When you find some truly incriminating behavior like a pic of him with his OTHER ex just days after your official split, or an accidentally tweeted pic of his dick that was clearly supposed to be a DM, it's time to get a second pair of eyes on the situation to let you know exactly how to proceed. This is important because, and I don't have the numbers on this, but I'm pretty sure that 90% of car fires could have been prevented if some betch had just consulted her bestie before buying all that gasoline.

Your bestie is the best(ie) woman for the job because she's far enough away from the situation to not actually give a shit herself, but close enough to the situation to know exactly how much she should be pretending to give a shit that he and that skank from his church keep RTing each other. Plus she's in the perfect position to passive aggressively fav things so that he'll know he's being fucking watched.


Even the most experienced stalker can get things wrong sometimes, which it's important to check and double check facts before going in for the kill (or the super-long angry text). Bros are fascinating creatures whose behavior does not always follow what we as betches would consider to be “logic” so applying whatever rules you have for social media flirting upon him is the fastest way to accidentally yell at your ex for commenting “love you!” on a pic of his cousin because they don't have the same last name and it's not like you ever asked him about his family. Just remember that this dude was stupid enough to lose you, so he's probably stupid enough to flirt with your friend on the internet and not even know he's doing it.

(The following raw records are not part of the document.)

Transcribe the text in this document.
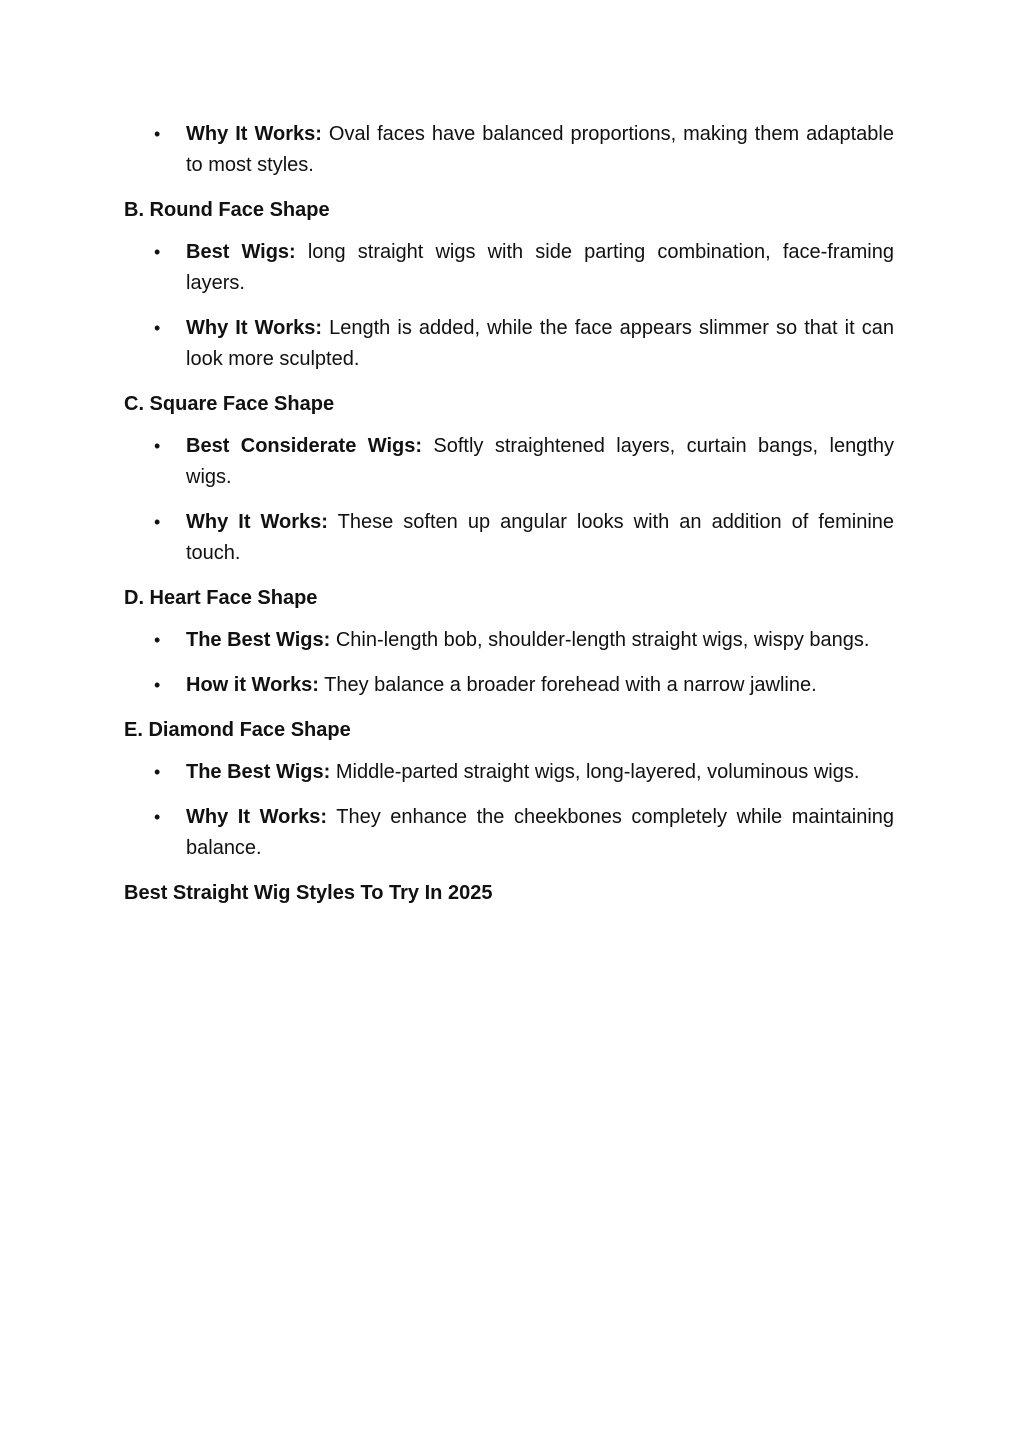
• Why It Works: Oval faces have balanced proportions, making them adaptable to most styles.
B. Round Face Shape
• Best Wigs: long straight wigs with side parting combination, face-framing layers.
• Why It Works: Length is added, while the face appears slimmer so that it can look more sculpted.
C. Square Face Shape
• Best Considerate Wigs: Softly straightened layers, curtain bangs, lengthy wigs.
• Why It Works: These soften up angular looks with an addition of feminine touch.
D. Heart Face Shape
• The Best Wigs: Chin-length bob, shoulder-length straight wigs, wispy bangs.
• How it Works: They balance a broader forehead with a narrow jawline.
E. Diamond Face Shape
• The Best Wigs: Middle-parted straight wigs, long-layered, voluminous wigs.
• Why It Works: They enhance the cheekbones completely while maintaining balance.
Best Straight Wig Styles To Try In 2025
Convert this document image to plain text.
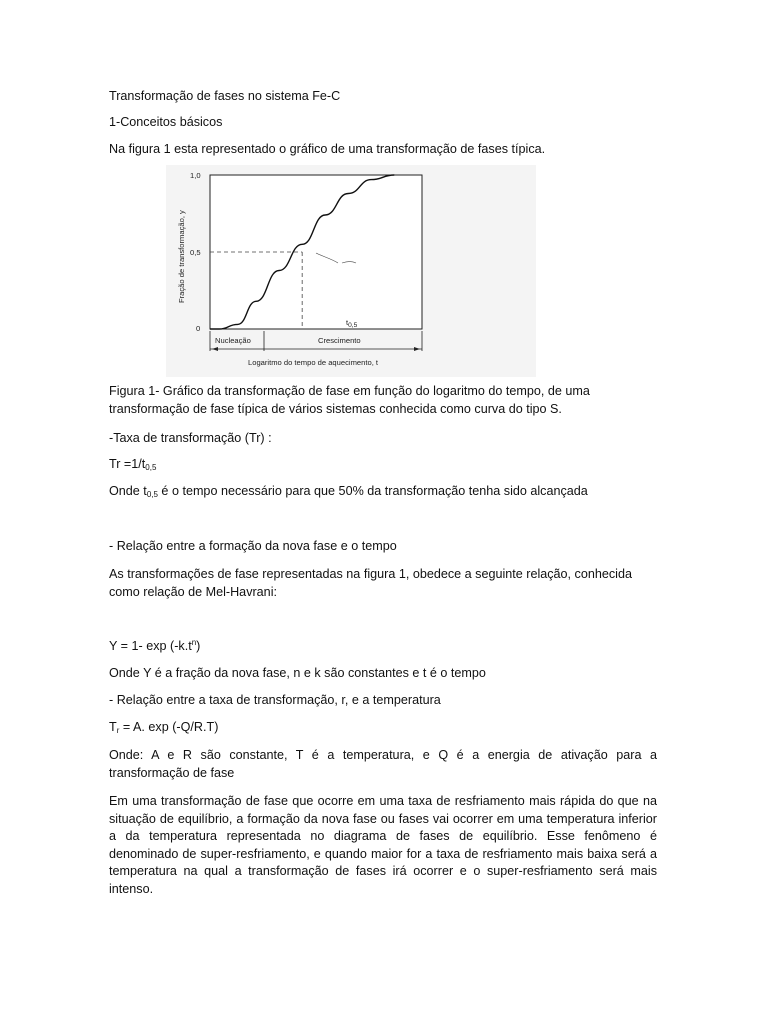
Transformação de fases no sistema Fe-C

1-Conceitos básicos

Na figura 1 esta representado o gráfico de uma transformação de fases típica.

1,0
0,5
0
Fração de transformação, y
t0,5
Nucleação	Crescimento
Logaritmo do tempo de aquecimento, t

Figura 1- Gráfico da transformação de fase em função do logaritmo do tempo, de uma

transformação de fase típica de vários sistemas conhecida como curva do tipo S.

-Taxa de transformação (Tr) :

$Tr =1/t_{0,5}$

Onde $t_{0,5}$ é o tempo necessário para que 50% da transformação tenha sido alcançada

- Relação entre a formação da nova fase e o tempo

As transformações de fase representadas na figura 1, obedece a seguinte relação, conhecida

como relação de Mel-Havrani:

Y = 1- $\exp (-k.t^n)$

Onde Y é a fração da nova fase, n e k são constantes e t é o tempo

- Relação entre a taxa de transformação, r, e a temperatura

$T_r = A$. exp (-Q/R.T)

Onde: A e R são constante, T é a temperatura, e Q é a energia de ativação para a

transformação de fase

Em uma transformação de fase que ocorre em uma taxa de resfriamento mais rápida do que na situação de equilíbrio, a formação da nova fase ou fases vai ocorrer em uma temperatura inferior a da temperatura representada no diagrama de fases de equilíbrio. Esse fenômeno é denominado de super-resfriamento, e quando maior for a taxa de resfriamento mais baixa será a temperatura na qual a transformação de fases irá ocorrer e o super-resfriamento será mais intenso.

A betch can go crazy if she becomes too obsessed with her intelligence gathering mission. It is important to remember that anything that you see on his profile that might have upset you was written by the same shitty dude who you know for a fact spends most of his nights dick in hand, balls deep in a plate of nachos, playing Mario Kart with the same five dudes he's been playing Mario Kart with since high school. While the internet might feel like real life, it's actually not so don't let shit that happens there affect your mental health IRL. Do that, and suddenly you'll look around and see that you're the Carrie Mathison of breakups and your show totally blows now.